In Mexico, Tourism Survives Bloody Drug War
Yes, the drug war has created an image problem. But Mexico has launched an aggressive publicity blitz to try to attract more tourists, and it seems to be succeeding.
Even President Felipe Calderon is involved in the full court press to tout the wonders, delicacies and marvels of Mexico to potential visitors.
On the PBS program The Royal Tour of Mexico, Calderon serves as the on-camera guide for TV host Peter Greenberg. The president leads a zip-line tour across a rain forest, rappels into a cave, climbs Mayan ruins and snorkels along a coral reef.
Mexico's Ministry of Tourism has also launched advertising campaigns at home and abroad pitching the nation's charms. The country, which has been unable to contain the bloody drug war and where dead bodies regularly get dumped in the streets, wants more people to come for vacation.
Tourism officials point out that a record number of visitors are flying into Mexico's resorts, investors are plowing money into new hotels and most tourist destinations are miles away from the cartel violence.
It might seem that attracting visitors in the midst of the drug war would be a difficult task. The fight against organized crime in Mexico has claimed some 40,000 lives since 2006. Every day there are more stories of severed human heads, shootouts, kidnappings or extortion happening somewhere across the country.
But the number of people visiting Mexico — and staying at least one night — has rebounded this year and is almost at a record level.
Many Tourist Destinations Unscathed
Mexico's secretary of tourism, Gloria Guevara, says the vast majority of tourists come to just a half-dozen destinations in Mexico, which are far away from the drug violence.
"They come to Cancun — that is pretty safe, it's fine. They come to Los Cabos, Vallarta, Huatulco, a few of them. If you include Mexico City and Guadalajara, you have 80 percent of [tourists]. So I would say they can come, visit Mexico and enjoy," she says.
In January, a stray bullet during a shootout in Mazatlan hit a Canadian tourist in the leg, but in general, tourists haven't gotten caught up in the violence. For the most part, the cartels are fighting among themselves and against the state.
The number of tourists flying into Mexico City and Cancun hit new records last year. The overall number of visitors to Mexico, however, is at the lowest level in 15 years. This is because the number of Americans driving across the border into the drug-ravaged north of the country has fallen dramatically.
Feeling The Pinch In Acapulco
The Pacific coast resort of Acapulco has also seen a sharp drop in tourism as criminals battle for control of the city. Between 2006 — when Calderon declared war on the cartels — and now, the number of tourists jetting into Acapulco has fallen by 50 percent.

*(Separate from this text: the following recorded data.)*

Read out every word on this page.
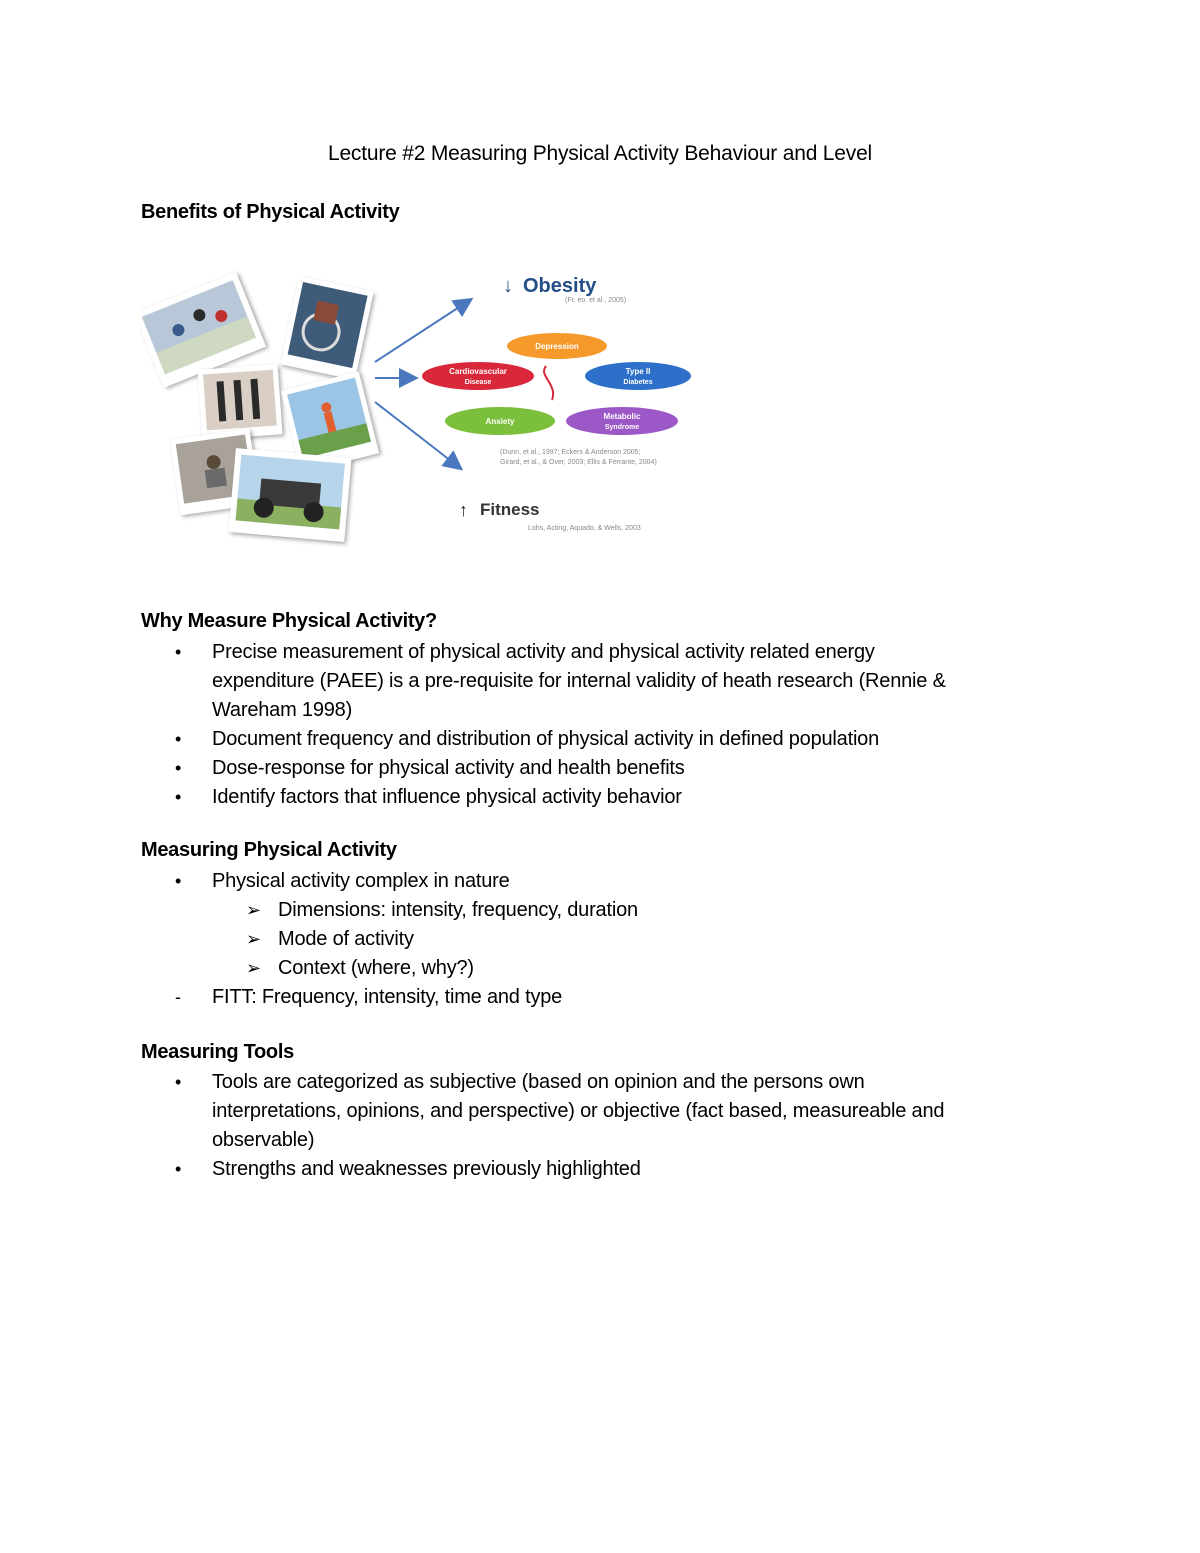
Lecture #2 Measuring Physical Activity Behaviour and Level
Benefits of Physical Activity
↓ Obesity
(Fr. eo. et al., 2005)
Depression
Cardiovascular
Disease
Type II
Diabetes
Anxiety
Metabolic
Syndrome
(Dunn, et al., 1997; Eckers & Anderson 2005;
Girard, et al., & Over, 2003; Ellis & Ferrante, 2004)
↑ Fitness
Lohs, Acting, Aquado, & Wells, 2003
Why Measure Physical Activity?
• Precise measurement of physical activity and physical activity related energy
expenditure (PAEE) is a pre-requisite for internal validity of heath research (Rennie &
Wareham 1998)
• Document frequency and distribution of physical activity in defined population
• Dose-response for physical activity and health benefits
• Identify factors that influence physical activity behavior
Measuring Physical Activity
• Physical activity complex in nature
➢ Dimensions: intensity, frequency, duration
➢ Mode of activity
➢ Context (where, why?)
- FITT: Frequency, intensity, time and type
Measuring Tools
• Tools are categorized as subjective (based on opinion and the persons own
interpretations, opinions, and perspective) or objective (fact based, measureable and
observable)
• Strengths and weaknesses previously highlighted
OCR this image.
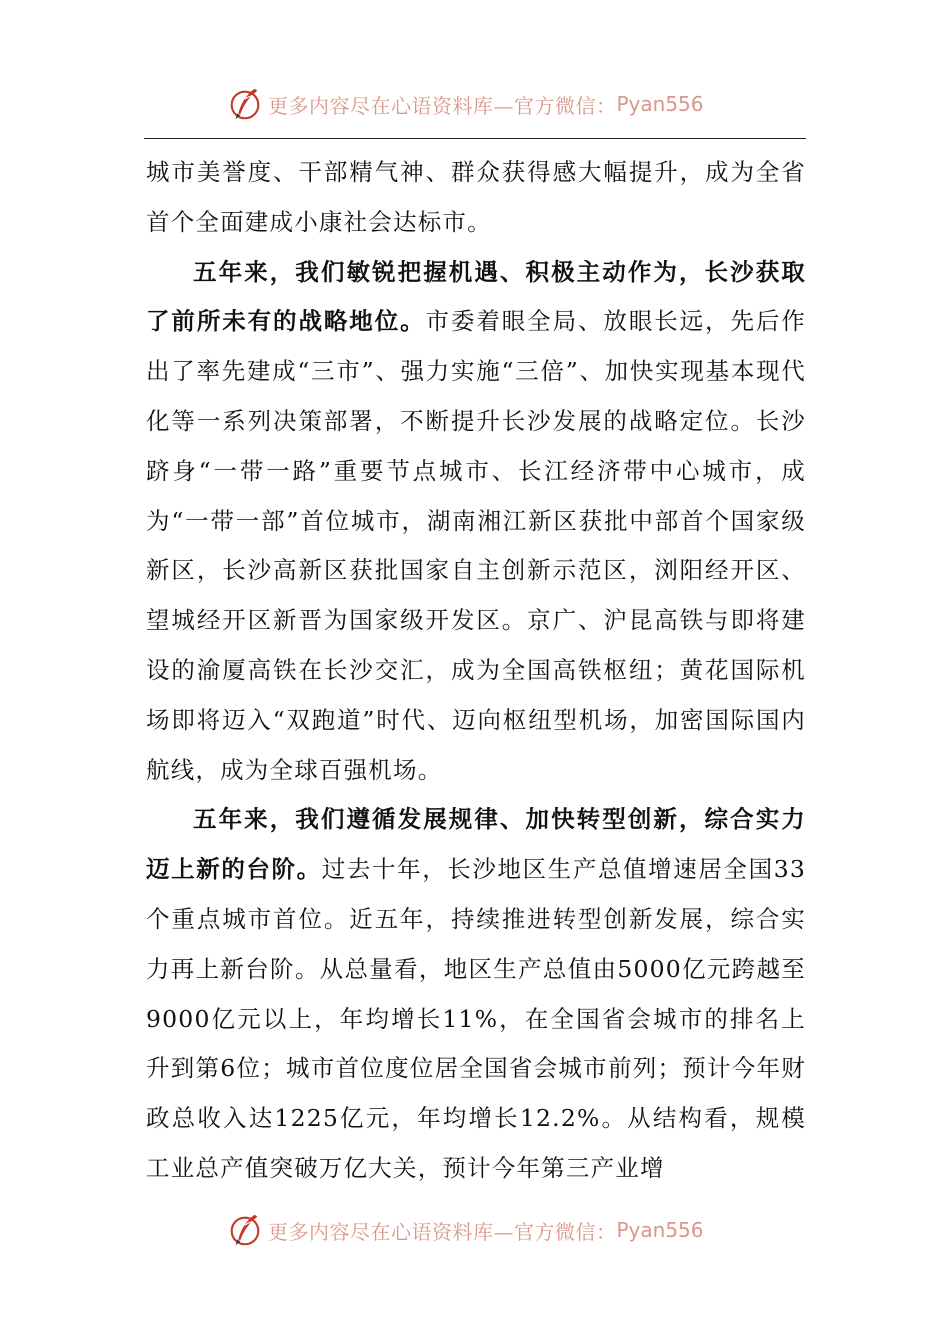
更多内容尽在心语资料库—官方微信： Pyan556

城市美誉度、干部精气神、群众获得感大幅提升，成为全省首个全面建成小康社会达标市。

五年来，我们敏锐把握机遇、积极主动作为，长沙获取了前所未有的战略地位。市委着眼全局、放眼长远，先后作出了率先建成“三市”、强力实施“三倍”、加快实现基本现代化等一系列决策部署，不断提升长沙发展的战略定位。长沙跻身“一带一路”重要节点城市、长江经济带中心城市，成为“一带一部”首位城市，湖南湘江新区获批中部首个国家级新区，长沙高新区获批国家自主创新示范区，浏阳经开区、望城经开区新晋为国家级开发区。京广、沪昆高铁与即将建设的渝厦高铁在长沙交汇，成为全国高铁枢纽；黄花国际机场即将迈入“双跑道”时代、迈向枢纽型机场，加密国际国内航线，成为全球百强机场。

五年来，我们遵循发展规律、加快转型创新，综合实力迈上新的台阶。过去十年，长沙地区生产总值增速居全国33个重点城市首位。近五年，持续推进转型创新发展，综合实力再上新台阶。从总量看，地区生产总值由5000亿元跨越至9000亿元以上，年均增长11%，在全国省会城市的排名上升到第6位；城市首位度位居全国省会城市前列；预计今年财政总收入达1225亿元，年均增长12.2%。从结构看，规模工业总产值突破万亿大关，预计今年第三产业增

更多内容尽在心语资料库—官方微信： Pyan556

On a recent afternoon at El Zorrito on the main tourist strip in Acapulco, most of the restaurant's 20 tables are empty. The only people to come in during what should be the lunch rush are a Mexican couple and a guy begging with a baby.
Waiter Javier Francisco Perez says things are really tough in Acapulco right now.
"There aren't any other sources of employment here in Acapulco," he says. "There aren't other businesses like in Mexico City — like clothes or textiles. You don't have that here. We live off tourism. And if that doesn't come together, we are going down."
Francisco says the violence in Acapulco isn't just affecting tourists. The public school teachers went out on strike over extortion threats by local gangs. Severed human heads have turned up at shopping malls, and gunmen have staged shootouts on the main tourist avenue. Francisco says even locals are afraid to go out at night.
Tourism Industry Still Betting On Mexico
Despite the security problems in Acapulco and along the border, Mexico as a nation still has a lot to offer. Across the country there are bustling markets selling local crafts, unique cheeses and spicy street food.
Mexico has stunning pre-Hispanic ruins, including Aztec and Mayan pyramids. The capital has trendy nightclubs, world-class restaurants and a giant 16th-century cathedral that's slowly sinking into the unstable soil.
Gerardo Murray, the vice president for sales and marketing for InterContinental Hotels Group in Mexico, says the country is much more than a beach destination.
"It's about romantic cities, colonial cities, history," he says.
The vast majority of visitors come from the United States, but Murray says many Americans have grown leery of Mexico.
"We had to be blind not to see that our most important market, the U.S., has its doubts about traveling into Mexico," he says.
Murray, however, says InterContinental is confident that these doubts can be overcome, so much so that the hotel group is opening 49 new hotels in Mexico over the next four years.
"It is clear that we are betting on Mexico, that we trust in Mexico, and of course that we love Mexico," Murray says.
InterContinental, which includes the Holiday Inn and Crowne Plaza brands, is the largest hotel chain in the country.
Other hotel companies, including Marriott, report that despite the security and public relations problems, they also have aggressive expansion plans for Mexico.